JuliaLinearAlgebra / SemiseparableMatrices.jl

A Julia package to represent semiseparable and almost banded matrices
MIT License
9 stars 4 forks source link

Poor scaling of matrix multiplication for `UpperTriangular(AlmostBandedMatrix)` #50

Open DanielVandH opened 2 months ago

DanielVandH commented 2 months ago

Encountered this case where the performance of multiplication seemed to have really poor scaling:

using FillArrays, SemiseparableMatrices, BandedMatrices, LazyArrays
function gen_example(n)
    A = BandedMatrix(0 => [1; 1:n-1], 1 => Fill(-1.0, n - 1))
    B = ApplyMatrix(*, ones(n), OneElement(1.0, (1, n), (1, n)))
    AB = AlmostBandedMatrix(A, B)
    U = UpperTriangular(AB)
    L = LowerTriangular(brand(n, n, 2, 0))
    stats = @timed U * L
    return stats.time, stats.bytes
end
n = 2 .^ (0:11)
time_byts = gen_example.(n)
12-element Vector{Tuple{Float64, Int64}}:
 (2.7e-6, 64)
 (3.0e-7, 96)
 (1.4e-6, 704)
 (2.7e-6, 3648)
 (1.44e-5, 16512)
 (9.14e-5, 69760)
 (0.0005424, 286768)
 (0.0045723, 1163312)
 (0.0310835, 4685872)
 (0.240178, 18808880)
 (1.9579295, 75366448)
 (41.1409489, 301727792)

If I replace the stats = ... line with literally stats = @timed Matrix(U) * Matrix(L) so that all the structure is lost,

12-element Vector{Tuple{Float64, Int64}}:
 (0.0068448, 192)
 (0.0004204, 288)
 (6.15e-5, 704)
 (1.53e-5, 2112)
 (1.39e-5, 7424)
 (0.0007202, 26880)
 (0.0003808, 102416)
 (0.0053296, 401424)
 (0.0047358, 1589264)
 (0.0082311, 6324240)
 (0.0461804, 25231376)
 (2.2484057, 100794384)

If I instead keep stats = @timed U * L but do AB = Matrix(A + B) then

12-element Vector{Tuple{Float64, Int64}}:
 (0.0019402, 64)
 (3.8e-6, 96)
 (1.0e-6, 192)
 (1.7e-6, 576)
 (3.5e-6, 2176)
 (0.0004226, 8320)
 (0.000128, 32816)
 (0.0002281, 131120)
 (0.0006641, 524336)
 (0.0032373, 2097200)
 (0.0220077, 8388656)
 (0.1559884, 33554480)

If I do AB = A + B, the timing is instant since the multiplication is left lazy.
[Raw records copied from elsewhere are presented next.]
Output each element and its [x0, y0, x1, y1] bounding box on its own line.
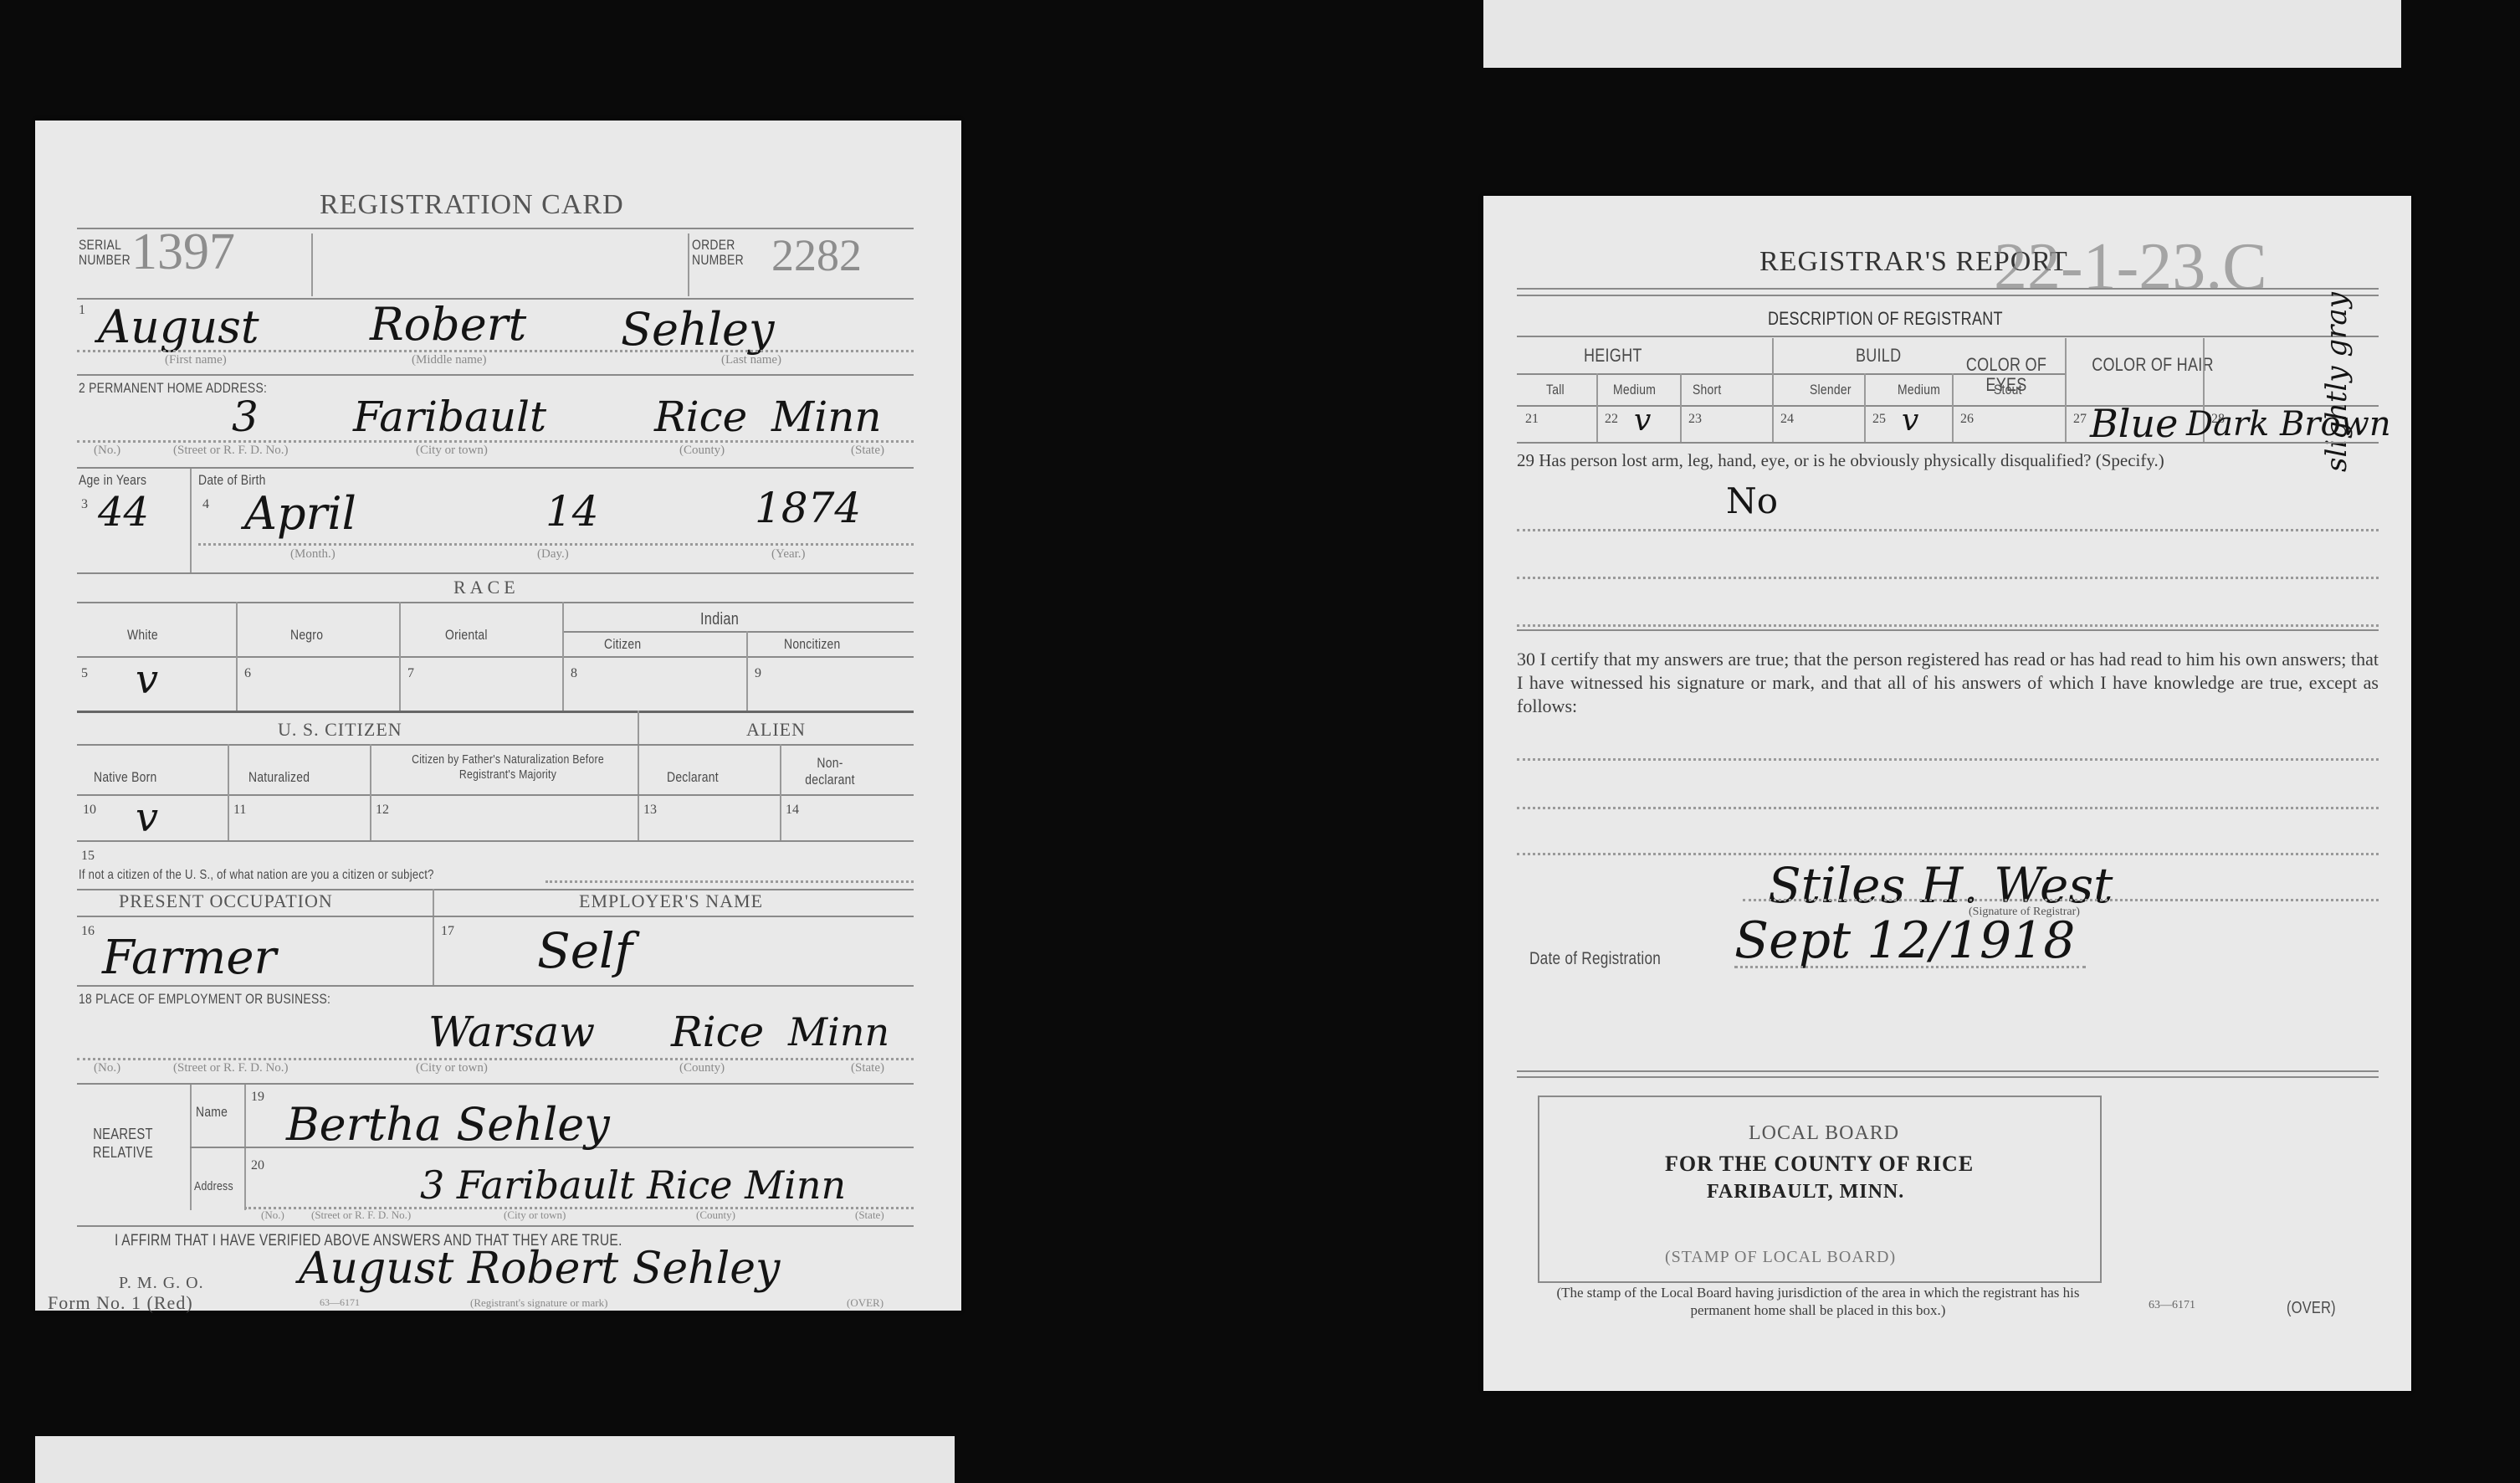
build-medium-check: v	[1902, 403, 1918, 438]
dob-month: April	[244, 487, 356, 540]
occupation-value: Farmer	[102, 931, 276, 985]
employer-label: EMPLOYER'S NAME	[579, 890, 763, 912]
date-of-registration-label: Date of Registration	[1529, 949, 1661, 969]
last-name: Sehley	[621, 303, 774, 356]
nearest-relative-address: 3 Faribault Rice Minn	[420, 1162, 846, 1208]
local-board-stamp-box: LOCAL BOARD FOR THE COUNTY OF RICE FARIB…	[1538, 1096, 2102, 1283]
age-value: 44	[98, 489, 149, 536]
race-white-check: v	[136, 656, 158, 703]
adjacent-card-fragment-top	[1483, 0, 2401, 68]
middle-name: Robert	[370, 298, 526, 351]
stamp-line-1: LOCAL BOARD	[1749, 1122, 1899, 1145]
first-name: August	[98, 300, 259, 353]
nearest-relative-label: NEAREST RELATIVE	[89, 1125, 157, 1162]
hair-margin-note: slightly gray	[2320, 292, 2354, 472]
q30-certification: 30 I certify that my answers are true; t…	[1517, 648, 2379, 718]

DanielVandH commented 2 months ago

Actually, the LowerTriangular can be removed, i.e. use L = brand(n, n, 2, 0) instead, and the issue still shows. So I guess the issue is the UpperTriangular wrapper on an AlmostBandedMatrix.

I tried tracing the call enough to find the cause but I can't seem to identify it. Any ideas?